Dripping through like a water clock.

It measures ideas to words to time -

Abstracts and definites.

It is the harshness of a concrete wall in autumn,

A lone seagull circling,

A car on an empty road as it drones on home.

It is crinkling pages and the

tap tap tap

Of a keyboard

And indecipherable letters.

--

Skins

Standing there, they began to grow skins.

Rough callous -

Almost scales.

With that comes the wall,

It coddles and cuddles the tender

innerflesh.

Winds batter and bash to no avail and

A garden of thorny rails springs up.

--

Bones

Rusted wrecks - ships, submarines.

The Nancy here, Ann Cargill's bones -

There the men of U-124,

the bones of Captain Johann Mohr.

Bones in natron, tarry-black

Desert heat that chaps and splits -

The bones of Tutankhamen lay

In a case, upon display.

--

Talvisota

Everything stands bleak and bare around him.

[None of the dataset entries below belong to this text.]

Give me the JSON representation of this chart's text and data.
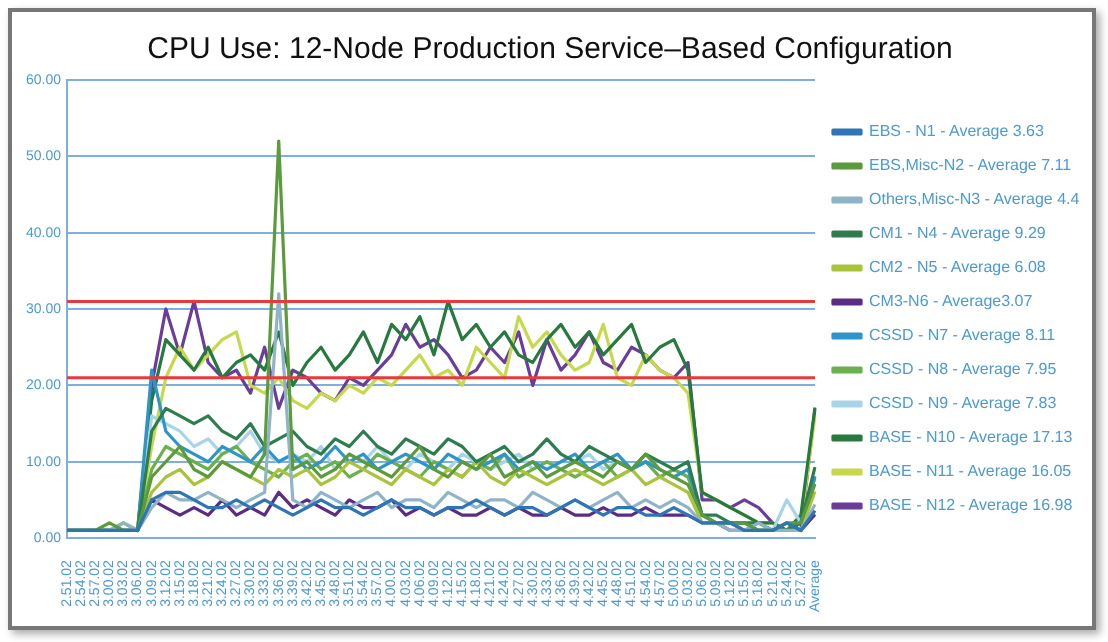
{
  "chart_data": {
    "type": "line",
    "title": "CPU Use: 12-Node Production Service–Based Configuration",
    "categories": [
      "2.51.02",
      "2.54.02",
      "2.57.02",
      "3.00.02",
      "3.03.02",
      "3.06.02",
      "3.09.02",
      "3.12.02",
      "3.15.02",
      "3.18.02",
      "3.21.02",
      "3.24.02",
      "3.27.02",
      "3.30.02",
      "3.33.02",
      "3.36.02",
      "3.39.02",
      "3.42.02",
      "3.45.02",
      "3.48.02",
      "3.51.02",
      "3.54.02",
      "3.57.02",
      "4.00.02",
      "4.03.02",
      "4.06.02",
      "4.09.02",
      "4.12.02",
      "4.15.02",
      "4.18.02",
      "4.21.02",
      "4.24.02",
      "4.27.02",
      "4.30.02",
      "4.33.02",
      "4.36.02",
      "4.39.02",
      "4.42.02",
      "4.45.02",
      "4.48.02",
      "4.51.02",
      "4.54.02",
      "4.57.02",
      "5.00.02",
      "5.03.02",
      "5.06.02",
      "5.09.02",
      "5.12.02",
      "5.15.02",
      "5.18.02",
      "5.21.02",
      "5.24.02",
      "5.27.02",
      "Average"
    ],
    "series": [
      {
        "name": "EBS - N1 - Average 3.63",
        "color": "#2e75b6",
        "values": [
          1,
          1,
          1,
          1,
          1,
          1,
          5,
          6,
          6,
          5,
          4,
          4,
          5,
          4,
          5,
          4,
          3,
          4,
          5,
          4,
          4,
          3,
          4,
          5,
          4,
          4,
          3,
          4,
          4,
          5,
          4,
          3,
          4,
          4,
          3,
          4,
          5,
          4,
          3,
          4,
          4,
          3,
          3,
          4,
          3,
          2,
          2,
          2,
          1,
          1,
          1,
          2,
          1,
          3.6
        ]
      },
      {
        "name": "EBS,Misc-N2 - Average 7.11",
        "color": "#5b9b3c",
        "values": [
          1,
          1,
          1,
          2,
          1,
          1,
          8,
          10,
          12,
          9,
          8,
          10,
          9,
          8,
          11,
          52,
          9,
          10,
          8,
          9,
          11,
          10,
          9,
          8,
          10,
          12,
          9,
          8,
          10,
          9,
          11,
          8,
          9,
          10,
          8,
          9,
          10,
          9,
          8,
          10,
          9,
          11,
          9,
          8,
          7,
          3,
          2,
          2,
          2,
          1,
          1,
          2,
          2,
          7.1
        ]
      },
      {
        "name": "Others,Misc-N3 - Average 4.4",
        "color": "#8fb4c8",
        "values": [
          1,
          1,
          1,
          1,
          2,
          1,
          4,
          6,
          5,
          5,
          6,
          5,
          4,
          5,
          6,
          32,
          5,
          4,
          6,
          5,
          4,
          5,
          6,
          4,
          5,
          5,
          4,
          6,
          5,
          4,
          5,
          5,
          4,
          6,
          5,
          4,
          5,
          4,
          5,
          6,
          4,
          5,
          4,
          5,
          4,
          2,
          2,
          1,
          1,
          2,
          1,
          1,
          1,
          4.4
        ]
      },
      {
        "name": "CM1 - N4 - Average 9.29",
        "color": "#2e7d4f",
        "values": [
          1,
          1,
          1,
          1,
          1,
          1,
          14,
          17,
          16,
          15,
          16,
          14,
          13,
          15,
          12,
          13,
          14,
          12,
          11,
          13,
          12,
          14,
          12,
          11,
          13,
          12,
          11,
          13,
          12,
          10,
          11,
          12,
          10,
          11,
          13,
          11,
          10,
          12,
          11,
          10,
          9,
          11,
          10,
          9,
          10,
          3,
          3,
          2,
          2,
          2,
          1,
          1,
          2,
          9.3
        ]
      },
      {
        "name": "CM2 - N5 - Average 6.08",
        "color": "#a9c43a",
        "values": [
          1,
          1,
          1,
          1,
          2,
          1,
          6,
          8,
          9,
          7,
          8,
          10,
          9,
          8,
          7,
          9,
          8,
          9,
          7,
          8,
          10,
          9,
          8,
          7,
          9,
          8,
          7,
          9,
          8,
          10,
          8,
          7,
          9,
          8,
          7,
          8,
          9,
          8,
          7,
          8,
          9,
          7,
          8,
          7,
          6,
          2,
          2,
          2,
          1,
          1,
          1,
          2,
          1,
          6.1
        ]
      },
      {
        "name": "CM3-N6 - Average3.07",
        "color": "#5b2c83",
        "values": [
          null,
          null,
          null,
          null,
          null,
          1,
          5,
          4,
          3,
          4,
          3,
          5,
          3,
          4,
          3,
          6,
          4,
          5,
          4,
          3,
          5,
          4,
          4,
          5,
          3,
          4,
          3,
          4,
          3,
          3,
          4,
          3,
          4,
          3,
          3,
          4,
          3,
          3,
          4,
          3,
          3,
          4,
          3,
          3,
          3,
          2,
          2,
          1,
          1,
          1,
          1,
          2,
          1,
          3.1
        ]
      },
      {
        "name": "CSSD - N7 - Average 8.11",
        "color": "#2f94c9",
        "values": [
          1,
          1,
          1,
          1,
          1,
          1,
          22,
          14,
          12,
          11,
          10,
          12,
          11,
          10,
          12,
          10,
          11,
          9,
          10,
          12,
          10,
          11,
          9,
          10,
          11,
          10,
          9,
          11,
          10,
          9,
          10,
          11,
          9,
          10,
          9,
          10,
          11,
          9,
          10,
          11,
          9,
          10,
          9,
          8,
          9,
          3,
          2,
          2,
          2,
          1,
          1,
          1,
          2,
          8.1
        ]
      },
      {
        "name": "CSSD - N8 - Average 7.95",
        "color": "#6ab04c",
        "values": [
          1,
          1,
          1,
          1,
          2,
          1,
          9,
          12,
          11,
          10,
          9,
          11,
          12,
          10,
          9,
          8,
          10,
          11,
          9,
          10,
          8,
          9,
          11,
          10,
          9,
          8,
          10,
          9,
          8,
          10,
          9,
          11,
          8,
          9,
          10,
          9,
          8,
          9,
          10,
          8,
          9,
          10,
          8,
          9,
          8,
          3,
          2,
          2,
          1,
          2,
          1,
          1,
          2,
          8.0
        ]
      },
      {
        "name": "CSSD - N9 - Average 7.83",
        "color": "#a8d4ea",
        "values": [
          1,
          1,
          1,
          1,
          1,
          1,
          16,
          15,
          14,
          12,
          13,
          11,
          12,
          14,
          11,
          10,
          11,
          10,
          12,
          9,
          11,
          10,
          12,
          10,
          9,
          11,
          10,
          9,
          11,
          10,
          9,
          10,
          11,
          9,
          10,
          9,
          10,
          11,
          9,
          10,
          9,
          10,
          8,
          9,
          8,
          3,
          2,
          2,
          2,
          1,
          1,
          5,
          2,
          7.8
        ]
      },
      {
        "name": "BASE - N10 - Average 17.13",
        "color": "#267a3e",
        "values": [
          1,
          1,
          1,
          1,
          1,
          1,
          18,
          26,
          24,
          22,
          25,
          21,
          23,
          24,
          22,
          27,
          20,
          23,
          25,
          22,
          24,
          27,
          23,
          28,
          26,
          29,
          24,
          31,
          26,
          28,
          25,
          27,
          24,
          23,
          26,
          28,
          25,
          27,
          24,
          26,
          28,
          23,
          25,
          26,
          22,
          6,
          5,
          4,
          3,
          2,
          2,
          1,
          3,
          17.1
        ]
      },
      {
        "name": "BASE - N11 - Average 16.05",
        "color": "#c6d94a",
        "values": [
          null,
          null,
          null,
          null,
          null,
          1,
          12,
          21,
          25,
          22,
          24,
          26,
          27,
          20,
          19,
          21,
          18,
          17,
          19,
          18,
          20,
          19,
          21,
          20,
          22,
          24,
          21,
          22,
          20,
          25,
          23,
          21,
          29,
          25,
          27,
          24,
          22,
          23,
          28,
          21,
          20,
          24,
          22,
          21,
          19,
          6,
          5,
          4,
          3,
          2,
          2,
          1,
          2,
          16.1
        ]
      },
      {
        "name": "BASE - N12 - Average 16.98",
        "color": "#6a3d9a",
        "values": [
          null,
          null,
          null,
          null,
          null,
          1,
          20,
          30,
          24,
          31,
          23,
          21,
          22,
          19,
          25,
          17,
          22,
          21,
          19,
          18,
          21,
          20,
          22,
          24,
          28,
          25,
          26,
          24,
          21,
          22,
          25,
          23,
          27,
          20,
          26,
          22,
          24,
          27,
          23,
          22,
          25,
          24,
          22,
          21,
          23,
          5,
          5,
          4,
          5,
          4,
          2,
          1,
          1,
          17.0
        ]
      }
    ],
    "ylim": [
      0,
      60
    ],
    "yticks": [
      {
        "value": 0,
        "label": "0.00"
      },
      {
        "value": 10,
        "label": "10.00"
      },
      {
        "value": 20,
        "label": "20.00"
      },
      {
        "value": 30,
        "label": "30.00"
      },
      {
        "value": 40,
        "label": "40.00"
      },
      {
        "value": 50,
        "label": "50.00"
      },
      {
        "value": 60,
        "label": "60.00"
      }
    ],
    "ref_lines": [
      {
        "axis": "y",
        "value": 31,
        "color": "#e8393c"
      },
      {
        "axis": "y",
        "value": 21,
        "color": "#e8393c"
      }
    ],
    "grid": "y",
    "legend": "right",
    "marker": "none"
  }
}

Cold bites into bone even under

The five layers he wears.

Canvas, wool, heavy leather swamping him -

A monstrous pale form prone amongst the upright firs.

His hair lies crisp with ice

And his heart has frozen years back besides;

Even before these thick wastes

Until the notches on the butt of his Mosin-Nagant mean nothing.

No bodies

Only snow.

--

An Episolatory Poem to my Mother

Mum,

I know it must be hard

How you can't move or speak.

I pushed you around in your wheelchair,

Sweating in the summer sun.

You spent six months locked in that ward

With the pungent stench of overcooked vegetables

Sneaking through the doorway.

It was winter when you came home,

And I lost my head.

I spent the hours obsessing

And curling up

In on myself - a dead leaf.

All the while you called for tea

And didn't understand that your daughter was now a son.

Do you remember when dad and I brought back a deer?

We found it dead on the verge -

A yearling, antlers barely grown.

You had venison for weeks.

Ellie cried as I carried it through by the hind legs.

Body dragging and knocking on the floor

Tongue lolling.

I worry, pick at my hair -

Do you still love me, now you have a son?

You couldn't have planned this

Just like I didn't plan your illness.

I didn't plan for you to grow sick

Weary and frail

Losing weight and words every day.

Your son.

--

Seahag

It is simpler down here.

The occasional vacant moan of a whale echoes from space above.

Fish struggle across brine lakes in droves,

And herds of sea pigs crawl along

Browsing like sheep.

A corpse rocks and rocks, reanimated, restless -

Dull eyes staring into the expanding nothing,

The conical teeth and brick square nose

Calling only to grit and seafans.

Alone.

Ancient vertebrate, cursed,

Eyeless, empty-nosed

Squirms through a cavity

Drenched in mucus, skin slippery, witchy and loathed.

Here in the depths

In the company of rusted wrecks

And the endless silent anxieties of bones.